Um dem Papst und/oder seinen „Ghostwritern“ den Vorwurf zu ersparen, sie verkehrten Gottes Willen in sein Gegenteil, könnte man allenfalls an einem Punkt ansetzen: In AL 303 Satz 4 ist nicht von einer „absoluten“ oder „objektiven“ moralischen Sicherheit die Rede, sondern nur von einer „gewissen“ moralischen Sicherheit. Die Aussage über das Entdecken des göttlichen Willens in einer schwierigen Lebenssituation hat damit einen subjektiven Einschlag. Man könnte diesen Satz deshalb auch so interpretieren, dass er nicht eine lehrmäßige objektive Aussage des Papstes wiedergeben soll, sondern nur eine mögliche (und eben unsichere) subjektive Gewissensüberzeugung Betroffener. Im Grunde müsste man hierin einen – sicherlich ungeschickt formulierten – Hinweis auf die Problematik des „irrenden“ Gewissens sehen.

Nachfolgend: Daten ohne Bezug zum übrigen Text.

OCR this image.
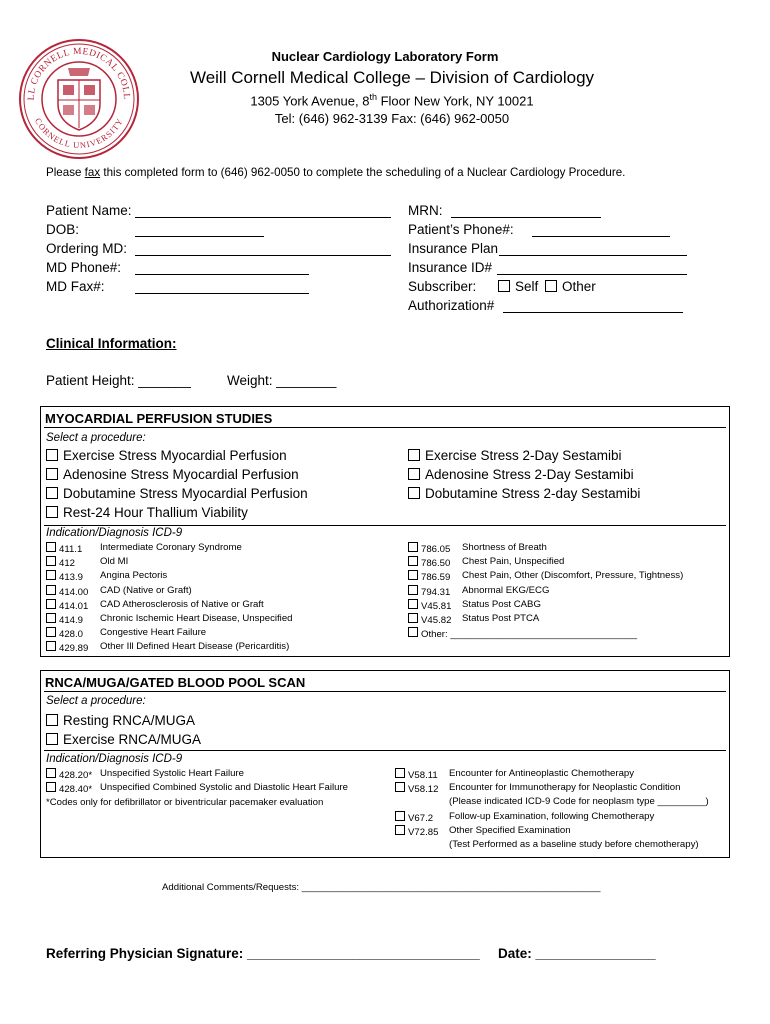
LL CORNELL MEDICAL COLL
CORNELL UNIVERSITY
Nuclear Cardiology Laboratory Form
Weill Cornell Medical College – Division of Cardiology
1305 York Avenue, 8th Floor New York, NY 10021
Tel: (646) 962-3139 Fax: (646) 962-0050
Please fax this completed form to (646) 962-0050 to complete the scheduling of a Nuclear Cardiology Procedure.
Patient Name:
DOB:
Ordering MD:
MD Phone#:
MD Fax#:
MRN:
Patient’s Phone#:
Insurance Plan
Insurance ID#
Subscriber:	Self	Other
Authorization#
Clinical Information:
Patient Height: _______	Weight: ________
MYOCARDIAL PERFUSION STUDIES
Select a procedure:
Exercise Stress Myocardial Perfusion
Adenosine Stress Myocardial Perfusion
Dobutamine Stress Myocardial Perfusion
Rest-24 Hour Thallium Viability
Exercise Stress 2-Day Sestamibi
Adenosine Stress 2-Day Sestamibi
Dobutamine Stress 2-day Sestamibi
Indication/Diagnosis ICD-9
411.1 Intermediate Coronary Syndrome
412	Old MI
413.9 Angina Pectoris
414.00 CAD (Native or Graft)
414.01 CAD Atherosclerosis of Native or Graft
414.9 Chronic Ischemic Heart Disease, Unspecified
428.0 Congestive Heart Failure
429.89 Other Ill Defined Heart Disease (Pericarditis)
786.05 Shortness of Breath
786.50 Chest Pain, Unspecified
786.59 Chest Pain, Other (Discomfort, Pressure, Tightness)
794.31 Abnormal EKG/ECG
V45.81 Status Post CABG
V45.82 Status Post PTCA
Other: ___________________________________
RNCA/MUGA/GATED BLOOD POOL SCAN
Select a procedure:
Resting RNCA/MUGA
Exercise RNCA/MUGA
Indication/Diagnosis ICD-9
428.20* Unspecified Systolic Heart Failure
428.40* Unspecified Combined Systolic and Diastolic Heart Failure
*Codes only for defibrillator or biventricular pacemaker evaluation
V58.11 Encounter for Antineoplastic Chemotherapy
V58.12 Encounter for Immunotherapy for Neoplastic Condition
(Please indicated ICD-9 Code for neoplasm type _________)
V67.2 Follow-up Examination, following Chemotherapy
V72.85 Other Specified Examination
(Test Performed as a baseline study before chemotherapy)
Additional Comments/Requests: ________________________________________________________
Referring Physician Signature: _______________________________ Date: ________________
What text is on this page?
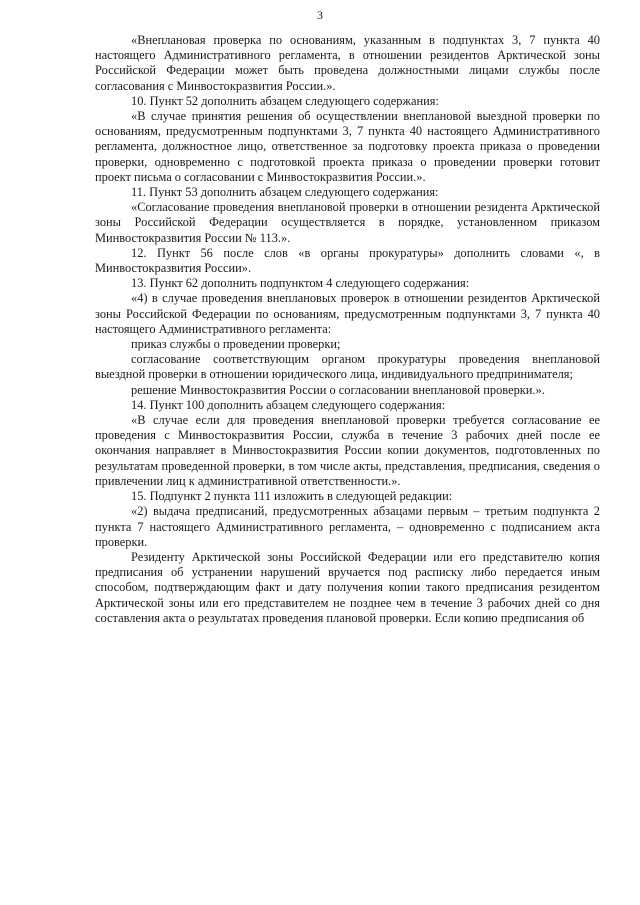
3

«Внеплановая проверка по основаниям, указанным в подпунктах 3, 7 пункта 40 настоящего Административного регламента, в отношении резидентов Арктической зоны Российской Федерации может быть проведена должностными лицами службы после согласования с Минвостокразвития России.».

10. Пункт 52 дополнить абзацем следующего содержания:

«В случае принятия решения об осуществлении внеплановой выездной проверки по основаниям, предусмотренным подпунктами 3, 7 пункта 40 настоящего Административного регламента, должностное лицо, ответственное за подготовку проекта приказа о проведении проверки, одновременно с подготовкой проекта приказа о проведении проверки готовит проект письма о согласовании с Минвостокразвития России.».

11. Пункт 53 дополнить абзацем следующего содержания:

«Согласование проведения внеплановой проверки в отношении резидента Арктической зоны Российской Федерации осуществляется в порядке, установленном приказом Минвостокразвития России № 113.».

12. Пункт 56 после слов «в органы прокуратуры» дополнить словами «, в Минвостокразвития России».

13. Пункт 62 дополнить подпунктом 4 следующего содержания:

«4) в случае проведения внеплановых проверок в отношении резидентов Арктической зоны Российской Федерации по основаниям, предусмотренным подпунктами 3, 7 пункта 40 настоящего Административного регламента:

приказ службы о проведении проверки;

согласование соответствующим органом прокуратуры проведения внеплановой выездной проверки в отношении юридического лица, индивидуального предпринимателя;

решение Минвостокразвития России о согласовании внеплановой проверки.».

14. Пункт 100 дополнить абзацем следующего содержания:

«В случае если для проведения внеплановой проверки требуется согласование ее проведения с Минвостокразвития России, служба в течение 3 рабочих дней после ее окончания направляет в Минвостокразвития России копии документов, подготовленных по результатам проведенной проверки, в том числе акты, представления, предписания, сведения о привлечении лиц к административной ответственности.».

15. Подпункт 2 пункта 111 изложить в следующей редакции:

«2) выдача предписаний, предусмотренных абзацами первым – третьим подпункта 2 пункта 7 настоящего Административного регламента, – одновременно с подписанием акта проверки.

Резиденту Арктической зоны Российской Федерации или его представителю копия предписания об устранении нарушений вручается под расписку либо передается иным способом, подтверждающим факт и дату получения копии такого предписания резидентом Арктической зоны или его представителем не позднее чем в течение 3 рабочих дней со дня составления акта о результатах проведения плановой проверки. Если копию предписания об
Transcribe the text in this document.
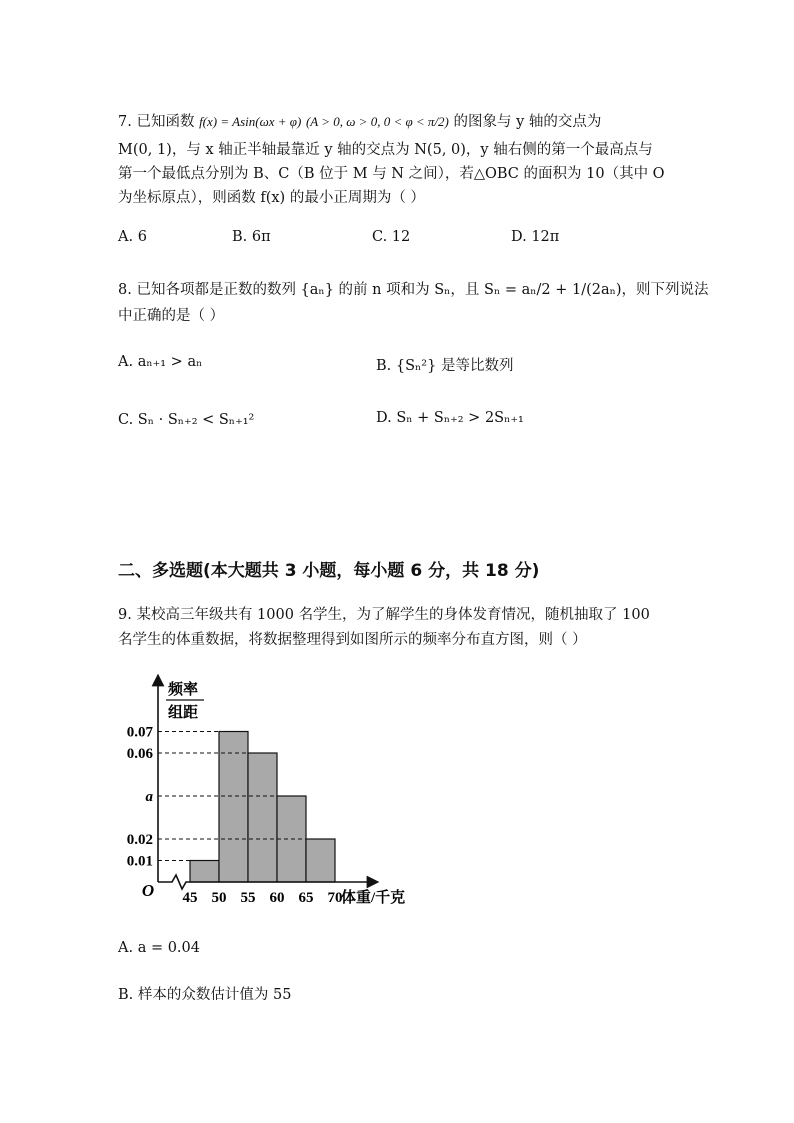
7. 已知函数 f(x) = Asin(ωx + φ) (A > 0, ω > 0, 0 < φ < π/2) 的图象与 y 轴的交点为
M(0, 1)，与 x 轴正半轴最靠近 y 轴的交点为 N(5, 0)，y 轴右侧的第一个最高点与
第一个最低点分别为 B、C（B 位于 M 与 N 之间），若△OBC 的面积为 10（其中 O
为坐标原点），则函数 f(x) 的最小正周期为（ ）
A. 6	B. 6π	C. 12	D. 12π
8. 已知各项都是正数的数列 {aₙ} 的前 n 项和为 Sₙ，且 Sₙ = aₙ/2 + 1/(2aₙ)，则下列说法
中正确的是（ ）
A. aₙ₊₁ > aₙ	B. {Sₙ²} 是等比数列
C. Sₙ · Sₙ₊₂ < Sₙ₊₁²	D. Sₙ + Sₙ₊₂ > 2Sₙ₊₁
二、多选题(本大题共 3 小题，每小题 6 分，共 18 分)
9. 某校高三年级共有 1000 名学生，为了解学生的身体发育情况，随机抽取了 100
名学生的体重数据，将数据整理得到如图所示的频率分布直方图，则（ ）
0.07
0.06
a
0.02
0.01
45 50 55 60 65 70
O	体重/千克
频率
组距
A. a = 0.04
B. 样本的众数估计值为 55
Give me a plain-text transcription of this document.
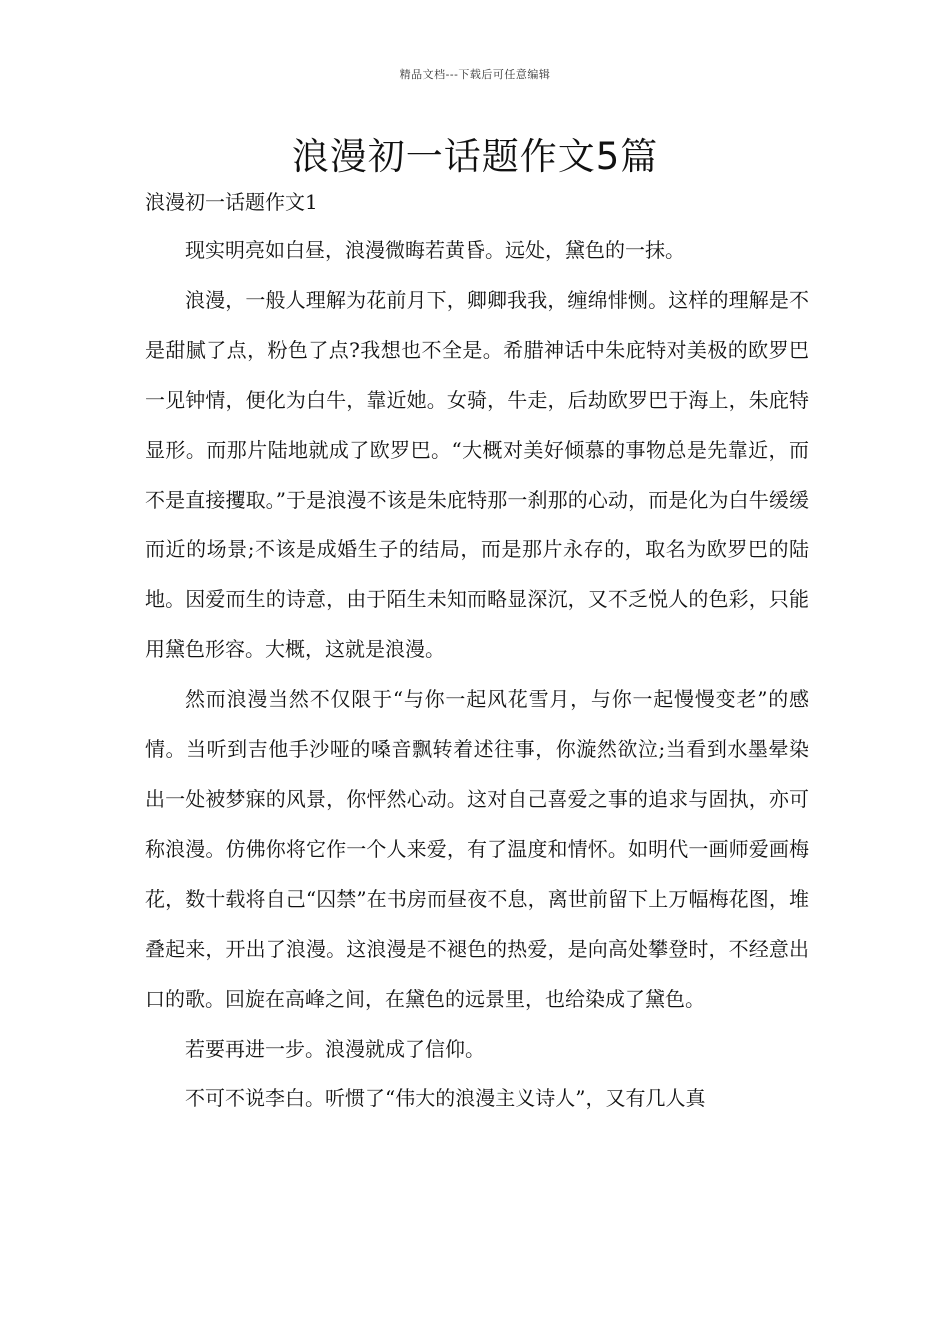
精品文档---下载后可任意编辑
浪漫初一话题作文5篇
浪漫初一话题作文1

现实明亮如白昼，浪漫微晦若黄昏。远处，黛色的一抹。

浪漫，一般人理解为花前月下，卿卿我我，缠绵悱恻。这样的理解是不是甜腻了点，粉色了点?我想也不全是。希腊神话中朱庇特对美极的欧罗巴一见钟情，便化为白牛，靠近她。女骑，牛走，后劫欧罗巴于海上，朱庇特显形。而那片陆地就成了欧罗巴。“大概对美好倾慕的事物总是先靠近，而不是直接攫取。”于是浪漫不该是朱庇特那一刹那的心动，而是化为白牛缓缓而近的场景;不该是成婚生子的结局，而是那片永存的，取名为欧罗巴的陆地。因爱而生的诗意，由于陌生未知而略显深沉，又不乏悦人的色彩，只能用黛色形容。大概，这就是浪漫。

然而浪漫当然不仅限于“与你一起风花雪月，与你一起慢慢变老”的感情。当听到吉他手沙哑的嗓音飘转着述往事，你漩然欲泣;当看到水墨晕染出一处被梦寐的风景，你怦然心动。这对自己喜爱之事的追求与固执，亦可称浪漫。仿佛你将它作一个人来爱，有了温度和情怀。如明代一画师爱画梅花，数十载将自己“囚禁”在书房而昼夜不息，离世前留下上万幅梅花图，堆叠起来，开出了浪漫。这浪漫是不褪色的热爱，是向高处攀登时，不经意出口的歌。回旋在高峰之间，在黛色的远景里，也给染成了黛色。

若要再进一步。浪漫就成了信仰。

不可不说李白。听惯了“伟大的浪漫主义诗人”，又有几人真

Doch auch eine solche Interpretation wäre kein Freibrief für „wiederverheiratete Geschiedene“, ihre „Ehe“ fortzuführen. Denn Achtung gebührt nicht jeder Gewissensentscheidung, sondern - wenn sie objektiv falsch ist (s. AL 303 S. 3) - allein einem „unüberwindlich“ irrenden Gewissen (KKK 1793). Unüberwindlich kann aber für Katholiken ein Irrtum über die Unzulässigkeit einer Zweitehe schon deshalb nicht sein, weil Evangelium und traditionelle Lehre in diesem Punkt völlig eindeutig sind (Mt 5, 31f.; 19, 4ff.; Mk 10, 10ff.; Lk 16, 18; 1 Kor 7, 10f.; KKK 1614, 1615, 2336). Die katholische Glaubensüberzeugung von der Unauflöslichkeit der Ehe ist auch kein gut gehütetes Geheimnis, sondern allgemein bekannt. Sie ist geradezu ein Alleinstellungsmerkmal im Vergleich zu anderen Religionen und Weltanschauungen. Sich in Bezug auf die Unauflöslichkeit einer sakramentalen Ehe mit „Unkenntnis“ herausreden zu wollen, wäre daher völlig unglaubwürdig.

Hinzu kommt, dass Papst Franziskus selbst fordert, „dass die Kirche in keiner Weise darauf verzichten darf, das vollkommene Ideal der Ehe, den Plan Gottes in seiner ganzen Größe vorzulegen … Außergewöhnliche Situationen zu verstehen bedeutet niemals, das Licht des vollkommeneren Ideals zu verdunkeln, und auch nicht, weniger anzuempfehlen als das, was Jesus dem Menschen anbietet“ (AL 307). Wenn also im Prozess der „Unterscheidung“ und der Prüfung „mildernder Umstände“ (vgl. AL 301, 302 u. 305) die Ehelehre der Kirche zur Sprache kommt und damit auch, dass jede „Zweitehe“ dem Gebot Gottes widerspricht, kann ein vielleicht theoretisch denkbarer Irrtum in diesem Punkt niemals unüberwindlich sein.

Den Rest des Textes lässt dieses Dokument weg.